The study, published inProceedings of the National Academy of Sciences of the United States of America, involved 300 participants and 150 jars of varying scents. Individuals were asked take a whiff of various jars and rate each smell on an intensity scale and a pleasantness scale. At the end of the study, participants were also required to provide a blood sample. Researchers then looked for patterns in the participants' genetic codes and how these might affect their olfactory perceptions.

Inside your nasal cavity, there are nearly 400 receptors that help you detect and process a single scent. "Odors bind and turn on specific detectors, and this pattern of activation tells us if we're smelling a flower, how strong we find it, whether we like it," Casey Trimmer, a geneticist and the lead author of the study told the New York Times. "Small changes in the gene for the receptor can change its shape and how well the odor fits, thereby altering perception of the odor.

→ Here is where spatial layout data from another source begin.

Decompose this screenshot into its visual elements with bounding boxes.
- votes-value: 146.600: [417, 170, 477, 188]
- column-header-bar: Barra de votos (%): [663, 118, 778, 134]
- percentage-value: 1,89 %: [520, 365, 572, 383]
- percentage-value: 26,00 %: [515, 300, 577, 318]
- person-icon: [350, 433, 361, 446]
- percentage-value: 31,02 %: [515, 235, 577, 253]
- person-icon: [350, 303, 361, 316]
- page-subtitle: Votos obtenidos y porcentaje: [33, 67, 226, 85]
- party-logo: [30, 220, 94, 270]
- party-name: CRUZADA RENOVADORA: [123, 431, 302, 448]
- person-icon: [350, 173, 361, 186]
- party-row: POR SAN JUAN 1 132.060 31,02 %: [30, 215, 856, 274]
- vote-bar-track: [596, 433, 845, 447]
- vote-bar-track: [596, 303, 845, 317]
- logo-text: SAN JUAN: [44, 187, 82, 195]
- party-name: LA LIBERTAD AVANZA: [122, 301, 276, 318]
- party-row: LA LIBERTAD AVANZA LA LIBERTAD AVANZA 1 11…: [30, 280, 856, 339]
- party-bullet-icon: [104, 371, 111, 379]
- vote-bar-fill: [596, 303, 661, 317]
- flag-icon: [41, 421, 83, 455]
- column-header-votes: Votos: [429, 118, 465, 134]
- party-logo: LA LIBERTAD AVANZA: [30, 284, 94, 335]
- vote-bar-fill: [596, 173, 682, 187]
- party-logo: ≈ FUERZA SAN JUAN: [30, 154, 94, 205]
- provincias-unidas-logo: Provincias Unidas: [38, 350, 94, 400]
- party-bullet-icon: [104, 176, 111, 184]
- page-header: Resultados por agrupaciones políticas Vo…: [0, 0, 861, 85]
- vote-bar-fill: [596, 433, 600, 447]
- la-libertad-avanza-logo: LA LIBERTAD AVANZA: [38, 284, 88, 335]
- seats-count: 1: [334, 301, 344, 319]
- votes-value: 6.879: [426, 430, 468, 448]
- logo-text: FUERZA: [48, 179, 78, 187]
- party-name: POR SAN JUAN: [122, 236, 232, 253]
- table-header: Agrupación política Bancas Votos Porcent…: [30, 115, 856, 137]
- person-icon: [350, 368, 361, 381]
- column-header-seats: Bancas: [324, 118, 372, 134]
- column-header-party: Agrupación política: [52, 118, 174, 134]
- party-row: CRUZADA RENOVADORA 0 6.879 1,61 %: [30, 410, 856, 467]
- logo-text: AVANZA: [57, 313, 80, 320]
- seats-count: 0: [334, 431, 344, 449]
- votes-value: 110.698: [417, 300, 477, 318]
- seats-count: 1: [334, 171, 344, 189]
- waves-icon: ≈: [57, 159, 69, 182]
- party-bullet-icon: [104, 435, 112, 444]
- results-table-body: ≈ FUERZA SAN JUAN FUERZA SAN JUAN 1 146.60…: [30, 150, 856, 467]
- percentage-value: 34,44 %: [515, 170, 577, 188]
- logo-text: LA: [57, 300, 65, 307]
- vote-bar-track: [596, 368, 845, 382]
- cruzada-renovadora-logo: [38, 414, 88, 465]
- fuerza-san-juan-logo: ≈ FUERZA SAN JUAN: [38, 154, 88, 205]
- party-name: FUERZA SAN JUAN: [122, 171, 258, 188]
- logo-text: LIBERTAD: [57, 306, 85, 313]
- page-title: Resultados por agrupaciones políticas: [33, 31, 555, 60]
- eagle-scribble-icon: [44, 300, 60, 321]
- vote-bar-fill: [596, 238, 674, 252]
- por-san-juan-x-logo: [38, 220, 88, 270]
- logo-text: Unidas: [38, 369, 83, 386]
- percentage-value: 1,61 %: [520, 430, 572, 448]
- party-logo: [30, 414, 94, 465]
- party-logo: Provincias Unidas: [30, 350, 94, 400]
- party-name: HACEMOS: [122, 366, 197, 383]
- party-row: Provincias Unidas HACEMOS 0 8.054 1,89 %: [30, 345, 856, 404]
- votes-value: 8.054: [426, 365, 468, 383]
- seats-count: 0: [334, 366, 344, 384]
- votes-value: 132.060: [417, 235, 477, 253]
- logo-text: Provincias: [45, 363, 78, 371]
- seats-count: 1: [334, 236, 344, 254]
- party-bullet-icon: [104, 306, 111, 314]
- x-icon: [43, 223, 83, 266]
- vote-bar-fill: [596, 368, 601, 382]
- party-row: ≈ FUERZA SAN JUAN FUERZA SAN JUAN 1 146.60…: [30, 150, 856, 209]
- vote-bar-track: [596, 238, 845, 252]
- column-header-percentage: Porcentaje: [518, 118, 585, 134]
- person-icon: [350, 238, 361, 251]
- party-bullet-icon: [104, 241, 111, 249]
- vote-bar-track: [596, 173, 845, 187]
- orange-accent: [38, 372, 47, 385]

While the idea that everyone smells things a little differently is not new, this study is particularly significant because it examined how genetics affect our scent-detection skills on a larger scale. Researchers also acknowledged that other factors can affect how we perceive various smells, such as previous associations we may have attached to a specific scent. Though our sense of smell, or lack thereof, of certain aromas may not seem as significant as our ability to see or touch them, previous studies have found that a reduced sense of smell can be linked to certain psychological consequences, like the onset of Alzheimer's disease.